Esta questão está aí e o desafio é de todos nós. A partir de janeiro de 2016, será dever do Estado, direito da criança e obrigação da família garantir a matrícula. Mas como fazê-lo? Como garantir a universalização na Baixada Fluminense, por exemplo, em São Gonçalo, onde o desafio é enorme? Boa parte dos municípios não tem capacidade orçamentária para enfrentar esse desafio e ainda há uma demanda expressiva não atendida de crianças nessa faixa etária. Onde entra o Governo, dentro do espírito republicano em que o ente mais forte dá assistência aos municípios, entes mais fracos, complementando suas ações?

Em 2005, Sr. Presidente, aprovamos nesta Casa, nas disposições transitórias da Lei 4528 – que debatemos por dois anos –, o Sistema Estadual de Educação e também aprovamos o censo da Educação Infantil. Naquele momento, fizemos a Década da Educação Infantil no Estado, colocando o Rio de Janeiro na vanguarda desse movimento pela universalização da matrícula na idade pré-escolar, quando apontamos a obrigatoriedade do censo. Por quê? Para que os municípios e o Estado pudessem identificar por localidade as demandas reprimidas, as matrículas não atendidas, estabelecendo um planejamento estratégico para resolver o problema.

Agora em que o Senado torna obrigatória essa matrícula a partir de 2016, o Estado não fez o censo e ninguém sabe onde há demandas.
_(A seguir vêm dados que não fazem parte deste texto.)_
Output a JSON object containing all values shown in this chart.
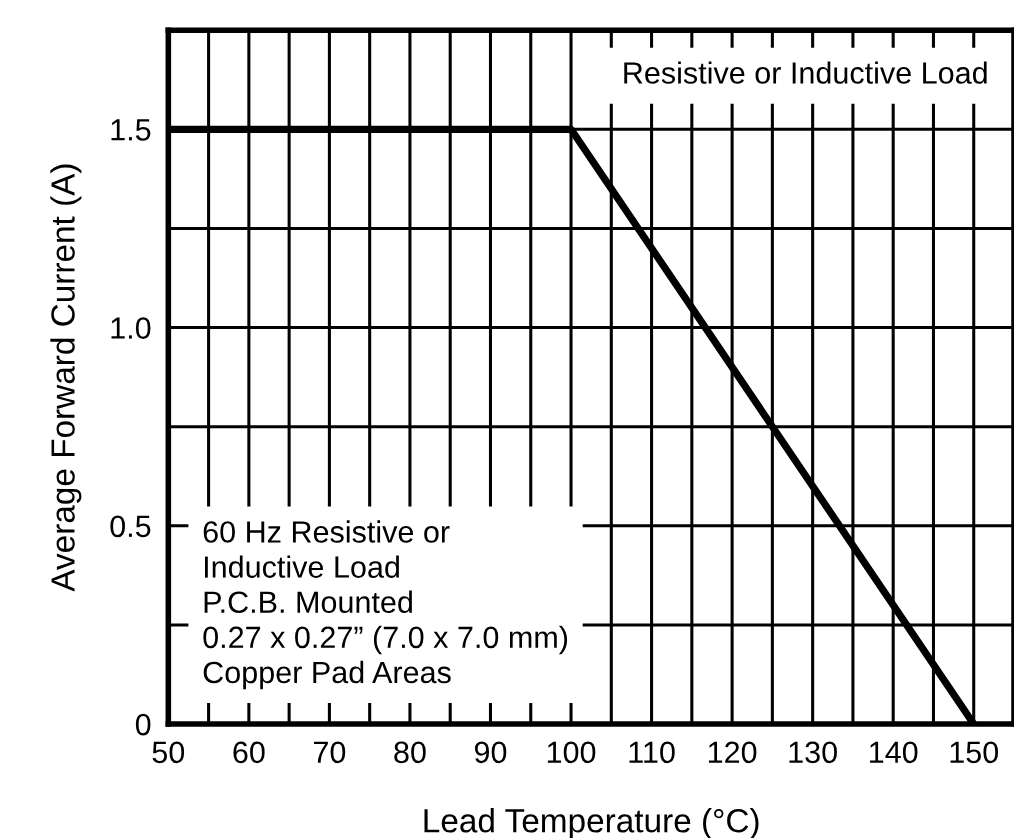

Não há como recorrer ao IBGE, ao INEP ou às estatísticas de movimentos como o Todos Pela Educação, que traz número de matrículas do setor educacional brasileiro, porque os números são conflitantes; ninguém sabe hoje, de fato, quantas crianças de quatro anos de idade, em São Gonçalo, por exemplo, não têm acesso à Educação Infantil.

O Estado deve ser o indutor de um planejamento estratégico para lidar com este desafio, mas o Secretário Estadual de Educação acha que é um simples gestor da rede Estadual, mas não! Ele é responsável pela Educação do Estado e deve pensar a estratégia; deve ser o indutor das políticas dos municípios, em suas diferentes articulações, na área.

Deixo um apelo ao Governo Estadual, Sr. Presidente, e por isso debatemos hoje pela manhã com vários secretários na Comissão de Educação, porque esse desafio está batendo à porta, e o que está sendo feito? Deputado José Luiz Nanci, V.Exa. tem experiência na área da Saúde e sabe muito bem como sofrem, hoje, os Secretários de Saúde. V.Exa. também já assumiu esse cargo em sua cidade com as chamadas liminares para dar medicamentos e para ter leitos nos hospitais.

Se, a partir de 2016, as matrículas serão um dever dos municípios e do Estado, obrigação da família e direito da criança, imagine a quantidade de liminares que a justiça dará obrigando os Secretários municipais de Educação a cumprirem o novo dispositivo constitucional, a matrícula obrigatória. Como vão fazer escolas e gerar vagas na pré-escola de uma hora para outra? É bem diferente de fazer uma compra emergencial de remédios.

Deixamos aqui este alerta, Sr. Presidente, Srs. Deputados. Estamos no final de 2013 e a obrigação valerá a partir do início de 2016, mas o Estado nada faz de planejamento estratégico para solucionar esse grande desafio. Muito obrigado.